Updated at 8:08 p.m.: to include the latest numbers from across the state. Final numbers will be available Tuesday.
AUSTIN — On the first day of early voting in Texas, voters have been showing up to the polls in force, leading to long lines and wait times.
After 7 p.m. Monday, 55,384 ballots had been cast in Dallas County, according to the county elections department. That surpasses the 29,217 from the first day of early voting for the last midterm election in 2014. The numbers include mail-in ballots.
Longer than usual lines were recorded at voting locations across the state. In Dallas County, you can see how long the wait times are on this map.
Dallas County Judge Clay Jenkins said polling places were staying open late because people were still in line when they closed at 7 p.m.
As of 2:30 p.m. Monday, Collin County’s elections administrator said 23,098 residents had voted early, compared with 10,312 in 2014, according to the Texas secretary of state website.
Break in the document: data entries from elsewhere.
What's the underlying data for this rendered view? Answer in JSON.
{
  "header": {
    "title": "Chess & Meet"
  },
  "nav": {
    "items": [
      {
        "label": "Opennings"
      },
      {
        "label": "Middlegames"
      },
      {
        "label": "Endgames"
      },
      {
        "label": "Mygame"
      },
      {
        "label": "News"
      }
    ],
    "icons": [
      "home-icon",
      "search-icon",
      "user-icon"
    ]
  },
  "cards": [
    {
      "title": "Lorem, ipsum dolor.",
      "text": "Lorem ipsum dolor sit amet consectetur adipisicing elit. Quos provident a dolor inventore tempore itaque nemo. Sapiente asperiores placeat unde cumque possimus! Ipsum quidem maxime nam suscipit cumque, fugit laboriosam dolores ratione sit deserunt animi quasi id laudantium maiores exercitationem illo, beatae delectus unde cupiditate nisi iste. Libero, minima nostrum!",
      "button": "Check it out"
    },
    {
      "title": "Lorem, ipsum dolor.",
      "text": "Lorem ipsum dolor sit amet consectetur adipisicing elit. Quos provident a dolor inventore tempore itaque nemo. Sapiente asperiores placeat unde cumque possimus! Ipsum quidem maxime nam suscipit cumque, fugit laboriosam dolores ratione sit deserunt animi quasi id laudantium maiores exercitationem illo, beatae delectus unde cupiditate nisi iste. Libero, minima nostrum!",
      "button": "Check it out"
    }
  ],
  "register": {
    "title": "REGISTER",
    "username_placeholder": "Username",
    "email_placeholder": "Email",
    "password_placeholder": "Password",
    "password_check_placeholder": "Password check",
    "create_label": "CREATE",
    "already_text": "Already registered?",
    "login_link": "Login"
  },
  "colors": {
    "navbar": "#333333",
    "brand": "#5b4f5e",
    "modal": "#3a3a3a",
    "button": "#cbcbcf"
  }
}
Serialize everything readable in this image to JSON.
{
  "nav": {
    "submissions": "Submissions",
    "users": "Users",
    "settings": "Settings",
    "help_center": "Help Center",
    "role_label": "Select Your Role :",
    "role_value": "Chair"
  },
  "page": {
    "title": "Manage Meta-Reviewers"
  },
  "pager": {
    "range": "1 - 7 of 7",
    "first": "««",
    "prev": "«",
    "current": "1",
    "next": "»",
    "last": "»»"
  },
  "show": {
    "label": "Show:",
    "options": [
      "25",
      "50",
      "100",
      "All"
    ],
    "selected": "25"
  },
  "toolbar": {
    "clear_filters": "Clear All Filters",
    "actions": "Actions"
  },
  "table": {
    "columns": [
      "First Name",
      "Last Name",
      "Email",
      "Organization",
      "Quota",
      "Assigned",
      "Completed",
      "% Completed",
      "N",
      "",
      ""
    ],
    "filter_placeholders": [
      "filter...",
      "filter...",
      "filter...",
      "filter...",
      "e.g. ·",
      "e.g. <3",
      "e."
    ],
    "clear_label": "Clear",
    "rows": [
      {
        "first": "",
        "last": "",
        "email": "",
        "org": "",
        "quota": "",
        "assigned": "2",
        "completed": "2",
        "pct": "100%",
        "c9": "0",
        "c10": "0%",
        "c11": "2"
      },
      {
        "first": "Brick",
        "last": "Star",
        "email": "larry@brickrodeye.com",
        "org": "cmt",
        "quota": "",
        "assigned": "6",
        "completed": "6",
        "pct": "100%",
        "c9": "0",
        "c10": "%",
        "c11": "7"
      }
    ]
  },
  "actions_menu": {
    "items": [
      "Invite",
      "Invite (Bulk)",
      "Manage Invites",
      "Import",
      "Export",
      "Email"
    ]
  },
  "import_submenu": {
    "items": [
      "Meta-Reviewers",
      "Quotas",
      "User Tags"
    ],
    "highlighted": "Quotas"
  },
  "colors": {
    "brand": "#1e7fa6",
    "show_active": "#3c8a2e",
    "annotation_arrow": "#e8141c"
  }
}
By 3:45 p.m., Denton County’s elections administrator said 18,988 residents had voted, up from 9,582 in 2014. Numbers were up in Tarrant County as well, from 29,391 in 2014 to 39,672 as of 5:30 p.m Monday.
Statewide, 240,653 Texans voted early in 2014, 2.68 percent of registered voters.
The Houston Chronicle reported that nearly 2,000 people waited in line early Monday morning at a Houston voting location where U.S. Senate candidate Beto O’Rourke came to greet them with a bullhorn.
After 4:30 p.m. Monday, a Chronicle reporter tweeted that more than 60,000 Harris County residents had voted. It was unclear if that included mail-in ballots, but it was nearly three times as many as the 20,215 in-person ballots that were cast on the first day of early voting in the 2014 midterm election.
Scott Braddock, the editor of Quorum Report, a publication that reports on Texas politics, said there were reports all over Texas of wait times between 30 minutes and an hour at typically empty polling places.
A record number of Texans are registered to vote this November– 15,793,257. Dallas County has more than 1.3 million registered in a state that has abysmally low voter turnout. During the 2014 midterm elections, only 4.7 million of the 14 million registered voters went to the polls.